視点;ミールターヘル解説員
西側諸国のイスラエル支持に高まる批判
シオニスト政権イスラエルによるパレスチナ・ガザへの戦争犯罪・大量虐殺が続く中で、西側諸国による偏ったイスラエル支持に批判が高まっています。
米政府の関係者400人あまりがバイデン大統領宛てに書簡を送り、政権のイスラエル支持の姿勢に抗議しました。書簡を送ったのは米政府機関およそ40の代表らで、バイデン政権によるイスラエル支持への批判が高まっていることを示しています。書簡ではバイデン氏に対してガザでの即時停戦を迫るよう要請し、支援物資の提供を可能にするよう求めました。
この書簡は、ここ最近の間に米政府に送付された多くの書簡のひとつに過ぎません。米メディアは、国務省職員数十名の署名が入った抗議書簡がブリンケン国務長官宛てに送られたと報じました。その前にもUSAID・米国際開発庁の職員約1000人が米政府のイスラエル支持を批判する書簡を送っています。
欧州でも同様の動きが広がっています。フランスでは、西アジアのイスラム諸国に駐在する大使10名がマクロン大統領に書簡を送り、そのイスラエル支持の姿勢を批判しました。書簡では「フランス国民は自らを裏切っていると感じている。人権をうたう自らの発言と行動が一致していないと感じている」と記され、マクロン氏の姿勢を「パレスチナ問題についてフランスが伝統的にとってきた中道路線を転換するもの」としています。
マクロン氏は先月24日に被占領地パレスチナを訪問し、シオニスト政権イスラエルに対する「揺るぎない支持」を表明し、2014年に対ISISで結成された多国籍有志連合をハマスに対しても適用すべきだなどと主張しました。マクロン氏はイスラエルによる戦争犯罪には一切言及せず、「イスラエルの自衛権」を再度強調しました。

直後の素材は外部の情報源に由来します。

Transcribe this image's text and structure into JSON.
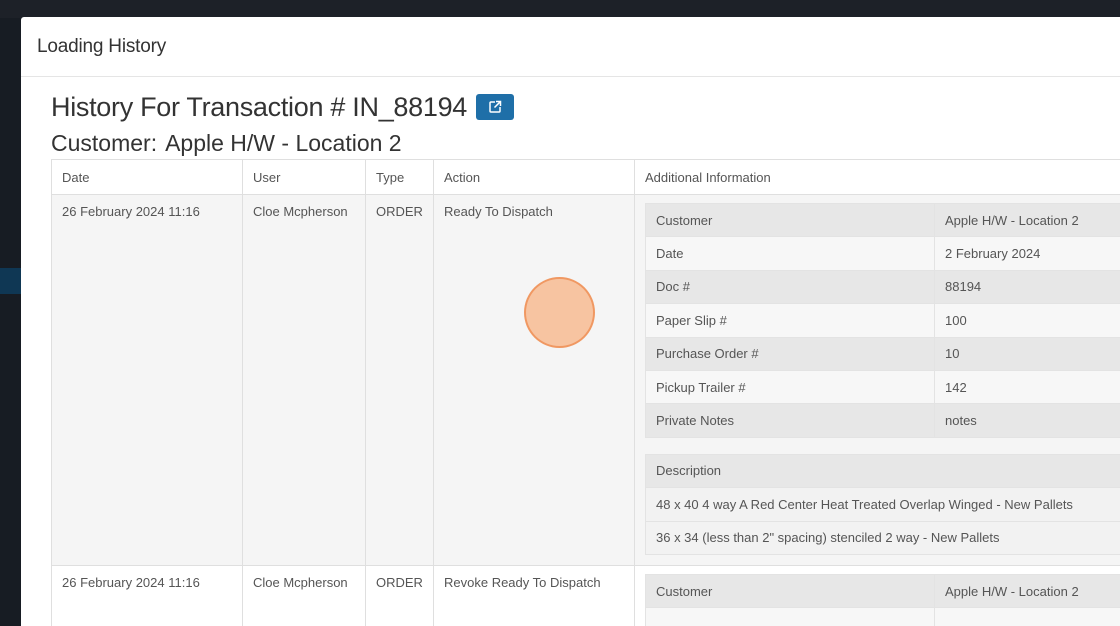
{
  "modal": {
    "title": "Loading History"
  },
  "history": {
    "title": "History For Transaction # IN_88194",
    "customer_label": "Customer:",
    "customer_value": "Apple H/W - Location 2",
    "link_icon": "external-link-icon"
  },
  "table": {
    "headers": {
      "date": "Date",
      "user": "User",
      "type": "Type",
      "action": "Action",
      "info": "Additional Information"
    },
    "rows": [
      {
        "date": "26 February 2024 11:16",
        "user": "Cloe Mcpherson",
        "type": "ORDER",
        "action": "Ready To Dispatch",
        "details": [
          {
            "label": "Customer",
            "value": "Apple H/W - Location 2"
          },
          {
            "label": "Date",
            "value": "2 February 2024"
          },
          {
            "label": "Doc #",
            "value": "88194"
          },
          {
            "label": "Paper Slip #",
            "value": "100"
          },
          {
            "label": "Purchase Order #",
            "value": "10"
          },
          {
            "label": "Pickup Trailer #",
            "value": "142"
          },
          {
            "label": "Private Notes",
            "value": "notes"
          }
        ],
        "description_header": "Description",
        "descriptions": [
          "48 x 40 4 way A Red Center Heat Treated Overlap Winged - New Pallets",
          "36 x 34 (less than 2\" spacing) stenciled 2 way - New Pallets"
        ]
      },
      {
        "date": "26 February 2024 11:16",
        "user": "Cloe Mcpherson",
        "type": "ORDER",
        "action": "Revoke Ready To Dispatch",
        "details": [
          {
            "label": "Customer",
            "value": "Apple H/W - Location 2"
          },
          {
            "label": "",
            "value": ""
          }
        ]
      }
    ]
  },
  "colors": {
    "primary": "#1f6fa8",
    "cursor": "#f8b88c"
  }
}
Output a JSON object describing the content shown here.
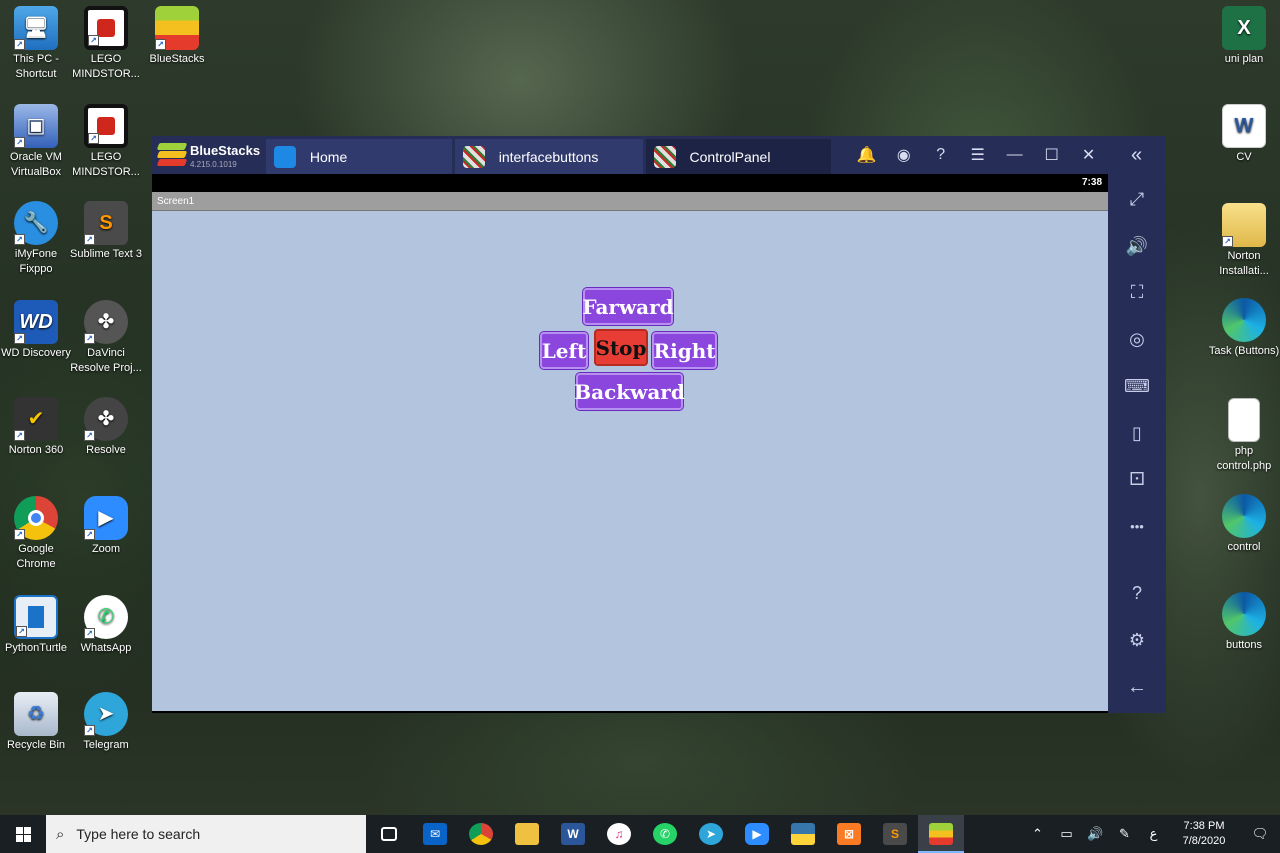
{
  "desktop": {
    "left_icons": [
      {
        "label": "This PC - Shortcut",
        "icon": "computer-icon"
      },
      {
        "label": "LEGO MINDSTOR...",
        "icon": "lego-mindstorms-icon"
      },
      {
        "label": "BlueStacks",
        "icon": "bluestacks-icon"
      },
      {
        "label": "Oracle VM VirtualBox",
        "icon": "virtualbox-icon"
      },
      {
        "label": "LEGO MINDSTOR...",
        "icon": "lego-mindstorms-icon"
      },
      {
        "label": "iMyFone Fixppo",
        "icon": "imyfone-icon"
      },
      {
        "label": "Sublime Text 3",
        "icon": "sublime-icon"
      },
      {
        "label": "WD Discovery",
        "icon": "wd-icon"
      },
      {
        "label": "DaVinci Resolve Proj...",
        "icon": "davinci-icon"
      },
      {
        "label": "Norton 360",
        "icon": "norton-icon"
      },
      {
        "label": "Resolve",
        "icon": "resolve-icon"
      },
      {
        "label": "Google Chrome",
        "icon": "chrome-icon"
      },
      {
        "label": "Zoom",
        "icon": "zoom-icon"
      },
      {
        "label": "PythonTurtle",
        "icon": "python-turtle-icon"
      },
      {
        "label": "WhatsApp",
        "icon": "whatsapp-icon"
      },
      {
        "label": "Recycle Bin",
        "icon": "recycle-bin-icon"
      },
      {
        "label": "Telegram",
        "icon": "telegram-icon"
      }
    ],
    "right_icons": [
      {
        "label": "uni plan",
        "icon": "excel-icon"
      },
      {
        "label": "CV",
        "icon": "word-icon"
      },
      {
        "label": "Norton Installati...",
        "icon": "folder-icon"
      },
      {
        "label": "Task (Buttons)",
        "icon": "edge-icon"
      },
      {
        "label": "php control.php",
        "icon": "file-icon"
      },
      {
        "label": "control",
        "icon": "edge-icon"
      },
      {
        "label": "buttons",
        "icon": "edge-icon"
      }
    ]
  },
  "bluestacks": {
    "brand": "BlueStacks",
    "version": "4.215.0.1019",
    "tabs": [
      {
        "label": "Home"
      },
      {
        "label": "interfacebuttons"
      },
      {
        "label": "ControlPanel"
      }
    ],
    "controls": {
      "bell": "🔔",
      "account": "◉",
      "help": "?",
      "menu": "☰",
      "minimize": "—",
      "maximize": "☐",
      "close": "✕",
      "collapse": "«"
    },
    "sidebar": [
      "⤢",
      "🔊",
      "⛶",
      "◎",
      "⌨",
      "▯",
      "⚀",
      "•••",
      "?",
      "⚙",
      "←"
    ]
  },
  "android": {
    "time": "7:38",
    "screen_title": "Screen1",
    "buttons": {
      "forward": "Farward",
      "left": "Left",
      "stop": "Stop",
      "right": "Right",
      "backward": "Backward"
    }
  },
  "taskbar": {
    "search_placeholder": "Type here to search",
    "time": "7:38 PM",
    "date": "7/8/2020",
    "apps": [
      "task-view",
      "mail",
      "chrome",
      "file-explorer",
      "word",
      "itunes",
      "whatsapp",
      "telegram",
      "zoom",
      "python",
      "xampp",
      "sublime",
      "bluestacks"
    ]
  }
}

このように西側諸国のイスラエル支持の姿勢に対する批判は、その政権中枢からも出ています。西アジア諸国に駐在する米外交官らがバイデン氏に宛てた書簡では、無条件のイスラエル支持が原因で「アメリカが、アラブ諸国の一世代すべてから嫌悪感を持たれることになる」としています。
こうした一連の動きからは、これまで虚偽のニュースやフェイク映像を拡散することで世論に自らの正当性を訴えていたイスラエルに対して、ガザから連日送られてくる映像を目にした世界の人々がイスラエルによる戦争犯罪の深刻さに気付き、停戦を求め始めたと言うことができます。
ブラジルのルラ大統領は、イスラエルによるガザでの戦争犯罪について、「イスラエルによるガザの女性や子供の殺戮はテロリズムのようだ。イスラエルはガザを占領し、パレスチナ人を追放したいと思っている。これは公正なことではない」と述べています。